Enhanced photocatalytic activity of Z-scheme BiVO4 heterophase junction via giant built-in electric field

Abstract

Built-in electric field (IEF) can improve photocatalytic efficiency by promoting charge separation and transfer. Herein, a Z-scheme BiVO₄ heterophase junction with giant IEF was successfully constructed. By changing the pH value of the precursor solution, the ratio of monoclinic octahedral BiVO₄ (m-BVO) to tetragonal microsphere BiVO₄ (t-BVO) is regulated to form a heterophase junction (mt-BVO), so as to regulate the IEF intensity. When pH = 0.5, a large number of pores were formed at the interface of the two forms in mt-BVO-35%m, so it has a larger specific surface area. mt-BVO-35%m has optimal photocatalytic tetracycline degradation activity.

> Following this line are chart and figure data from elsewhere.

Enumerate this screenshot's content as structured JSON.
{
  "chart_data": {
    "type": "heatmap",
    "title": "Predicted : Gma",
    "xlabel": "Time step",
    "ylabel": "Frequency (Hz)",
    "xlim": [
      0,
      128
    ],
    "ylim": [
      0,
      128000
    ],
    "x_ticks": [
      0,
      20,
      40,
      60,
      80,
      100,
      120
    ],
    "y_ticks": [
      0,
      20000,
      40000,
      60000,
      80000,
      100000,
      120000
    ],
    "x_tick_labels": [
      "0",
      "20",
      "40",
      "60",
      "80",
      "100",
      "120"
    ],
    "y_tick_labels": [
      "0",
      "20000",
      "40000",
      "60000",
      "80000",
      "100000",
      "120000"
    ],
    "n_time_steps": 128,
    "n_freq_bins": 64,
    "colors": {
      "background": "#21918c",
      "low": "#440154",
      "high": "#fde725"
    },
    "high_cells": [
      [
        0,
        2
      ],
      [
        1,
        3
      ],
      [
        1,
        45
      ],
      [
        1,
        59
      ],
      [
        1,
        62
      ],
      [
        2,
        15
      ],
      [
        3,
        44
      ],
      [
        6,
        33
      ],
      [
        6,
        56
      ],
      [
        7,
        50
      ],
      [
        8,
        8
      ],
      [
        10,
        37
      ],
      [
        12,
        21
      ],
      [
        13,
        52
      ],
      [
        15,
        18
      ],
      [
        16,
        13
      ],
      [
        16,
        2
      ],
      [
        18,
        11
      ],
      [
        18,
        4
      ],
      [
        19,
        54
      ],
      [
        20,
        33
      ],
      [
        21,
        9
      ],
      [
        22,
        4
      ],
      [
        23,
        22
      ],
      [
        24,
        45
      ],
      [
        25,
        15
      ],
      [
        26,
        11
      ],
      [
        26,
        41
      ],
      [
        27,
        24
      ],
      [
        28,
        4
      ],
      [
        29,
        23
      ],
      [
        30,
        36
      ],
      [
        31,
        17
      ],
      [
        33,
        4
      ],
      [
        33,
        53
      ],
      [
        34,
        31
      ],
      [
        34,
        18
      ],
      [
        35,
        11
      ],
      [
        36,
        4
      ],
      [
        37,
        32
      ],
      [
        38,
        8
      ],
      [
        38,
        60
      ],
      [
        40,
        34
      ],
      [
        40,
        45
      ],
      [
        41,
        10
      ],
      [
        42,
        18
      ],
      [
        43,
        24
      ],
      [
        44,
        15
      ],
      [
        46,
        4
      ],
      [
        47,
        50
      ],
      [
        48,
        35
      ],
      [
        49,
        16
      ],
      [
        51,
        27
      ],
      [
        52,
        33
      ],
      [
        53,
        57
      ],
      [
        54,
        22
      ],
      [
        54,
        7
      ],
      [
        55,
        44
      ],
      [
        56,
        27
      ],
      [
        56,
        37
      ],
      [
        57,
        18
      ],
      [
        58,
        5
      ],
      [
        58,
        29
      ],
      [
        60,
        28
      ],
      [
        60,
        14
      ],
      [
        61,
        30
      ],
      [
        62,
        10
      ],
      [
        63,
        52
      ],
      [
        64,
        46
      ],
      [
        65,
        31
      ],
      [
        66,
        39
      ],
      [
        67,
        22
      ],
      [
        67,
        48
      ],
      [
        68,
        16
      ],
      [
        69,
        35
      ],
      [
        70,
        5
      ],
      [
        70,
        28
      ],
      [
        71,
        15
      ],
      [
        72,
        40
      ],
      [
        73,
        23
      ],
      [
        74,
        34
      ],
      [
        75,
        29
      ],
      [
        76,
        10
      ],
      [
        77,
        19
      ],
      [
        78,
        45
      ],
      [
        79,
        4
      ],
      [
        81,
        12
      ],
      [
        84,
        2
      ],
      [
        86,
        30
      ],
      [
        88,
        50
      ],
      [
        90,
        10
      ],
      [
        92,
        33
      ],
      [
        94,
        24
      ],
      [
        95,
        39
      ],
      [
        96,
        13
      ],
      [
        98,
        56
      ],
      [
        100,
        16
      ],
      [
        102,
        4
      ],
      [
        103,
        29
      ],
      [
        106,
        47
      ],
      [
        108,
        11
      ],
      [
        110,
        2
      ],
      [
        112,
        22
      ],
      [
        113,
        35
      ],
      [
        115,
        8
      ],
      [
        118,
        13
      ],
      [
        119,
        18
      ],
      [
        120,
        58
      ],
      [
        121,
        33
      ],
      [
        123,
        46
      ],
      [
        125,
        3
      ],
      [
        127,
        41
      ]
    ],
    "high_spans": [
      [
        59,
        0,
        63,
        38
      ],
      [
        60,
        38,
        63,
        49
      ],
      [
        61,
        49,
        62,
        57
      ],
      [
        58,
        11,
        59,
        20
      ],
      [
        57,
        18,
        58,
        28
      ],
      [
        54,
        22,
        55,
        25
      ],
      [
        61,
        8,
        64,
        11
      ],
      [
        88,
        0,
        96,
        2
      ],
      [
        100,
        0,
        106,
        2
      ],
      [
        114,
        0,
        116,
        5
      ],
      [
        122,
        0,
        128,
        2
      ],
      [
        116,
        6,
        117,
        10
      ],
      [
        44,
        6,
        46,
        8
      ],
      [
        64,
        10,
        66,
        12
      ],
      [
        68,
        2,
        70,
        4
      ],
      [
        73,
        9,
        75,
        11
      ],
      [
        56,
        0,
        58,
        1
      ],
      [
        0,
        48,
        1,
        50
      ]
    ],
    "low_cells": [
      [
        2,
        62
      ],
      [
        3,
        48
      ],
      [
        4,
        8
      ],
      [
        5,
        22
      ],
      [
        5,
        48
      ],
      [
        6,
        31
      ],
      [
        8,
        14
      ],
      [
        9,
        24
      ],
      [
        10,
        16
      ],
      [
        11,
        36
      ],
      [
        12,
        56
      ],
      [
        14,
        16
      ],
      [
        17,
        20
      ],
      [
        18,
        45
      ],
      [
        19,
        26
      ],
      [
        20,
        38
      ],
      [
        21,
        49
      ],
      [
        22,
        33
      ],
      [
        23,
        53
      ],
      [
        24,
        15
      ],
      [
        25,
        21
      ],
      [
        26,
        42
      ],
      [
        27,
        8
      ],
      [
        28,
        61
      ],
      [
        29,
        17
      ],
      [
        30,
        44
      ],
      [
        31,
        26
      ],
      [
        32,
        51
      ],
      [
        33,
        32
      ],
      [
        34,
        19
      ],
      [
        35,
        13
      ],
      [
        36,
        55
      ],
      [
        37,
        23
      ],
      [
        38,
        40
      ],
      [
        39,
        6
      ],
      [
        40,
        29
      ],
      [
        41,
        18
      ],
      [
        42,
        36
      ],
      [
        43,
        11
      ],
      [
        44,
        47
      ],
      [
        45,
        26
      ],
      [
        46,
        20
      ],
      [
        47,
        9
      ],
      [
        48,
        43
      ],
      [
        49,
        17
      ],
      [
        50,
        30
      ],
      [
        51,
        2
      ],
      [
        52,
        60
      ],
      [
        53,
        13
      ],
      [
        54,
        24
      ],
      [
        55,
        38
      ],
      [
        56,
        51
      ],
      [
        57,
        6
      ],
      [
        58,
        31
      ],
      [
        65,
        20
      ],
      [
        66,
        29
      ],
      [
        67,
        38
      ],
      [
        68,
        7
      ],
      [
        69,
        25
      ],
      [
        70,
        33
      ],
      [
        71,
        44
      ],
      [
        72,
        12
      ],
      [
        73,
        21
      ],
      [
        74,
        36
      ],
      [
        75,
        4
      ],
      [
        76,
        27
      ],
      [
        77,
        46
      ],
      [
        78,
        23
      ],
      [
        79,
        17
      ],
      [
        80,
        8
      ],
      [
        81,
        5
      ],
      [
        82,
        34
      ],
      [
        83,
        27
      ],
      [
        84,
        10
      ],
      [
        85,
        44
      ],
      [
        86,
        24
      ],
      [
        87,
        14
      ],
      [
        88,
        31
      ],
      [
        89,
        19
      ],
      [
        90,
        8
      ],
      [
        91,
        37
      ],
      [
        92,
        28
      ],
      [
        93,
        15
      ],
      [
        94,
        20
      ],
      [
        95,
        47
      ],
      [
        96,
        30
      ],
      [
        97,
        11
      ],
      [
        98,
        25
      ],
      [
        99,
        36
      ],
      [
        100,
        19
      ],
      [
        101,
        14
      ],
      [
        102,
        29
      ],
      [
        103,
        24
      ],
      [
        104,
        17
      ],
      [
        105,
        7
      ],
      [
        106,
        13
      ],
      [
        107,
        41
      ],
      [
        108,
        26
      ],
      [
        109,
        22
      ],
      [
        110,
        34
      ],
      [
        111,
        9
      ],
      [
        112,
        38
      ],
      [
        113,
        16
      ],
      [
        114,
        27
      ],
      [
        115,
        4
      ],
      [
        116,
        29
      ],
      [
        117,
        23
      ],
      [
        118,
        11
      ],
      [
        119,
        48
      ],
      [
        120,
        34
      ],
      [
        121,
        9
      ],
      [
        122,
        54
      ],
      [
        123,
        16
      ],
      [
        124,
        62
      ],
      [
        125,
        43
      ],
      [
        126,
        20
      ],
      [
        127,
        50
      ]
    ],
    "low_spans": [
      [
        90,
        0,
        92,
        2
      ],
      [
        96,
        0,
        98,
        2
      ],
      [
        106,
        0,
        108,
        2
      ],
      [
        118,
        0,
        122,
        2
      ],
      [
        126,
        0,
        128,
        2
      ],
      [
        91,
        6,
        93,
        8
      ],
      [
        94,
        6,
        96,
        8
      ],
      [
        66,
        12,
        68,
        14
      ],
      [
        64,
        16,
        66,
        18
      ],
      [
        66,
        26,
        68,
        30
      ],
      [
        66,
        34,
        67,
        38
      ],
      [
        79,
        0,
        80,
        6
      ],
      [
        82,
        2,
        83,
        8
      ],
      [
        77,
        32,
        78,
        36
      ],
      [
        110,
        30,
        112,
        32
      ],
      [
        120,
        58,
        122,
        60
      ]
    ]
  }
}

Under visible light irradiation, its reaction rate constant k is shown to be 3 times higher than that of pure m-BVO, and the TOC removal rate has increased from 12 % to 36 %. Through characterization, it can be proved that the IEF strength of mt-BVO-35%m is 11.86 times that of m-BVO. The significantly improved activity is mainly attributed to the presence of a giant IEF between m-BVO and t-BVO. The IEF drives the photogenerated electrons to transfer from the CB of t-BiVO₄ to the VB of m-BiVO₄, which greatly enhances the separation and transfer of photogenerated charge carriers. Moreover, a mechanism of Z-scheme charges transfer pathway in the mt-BVO-35%m heterophase junction was also revealed.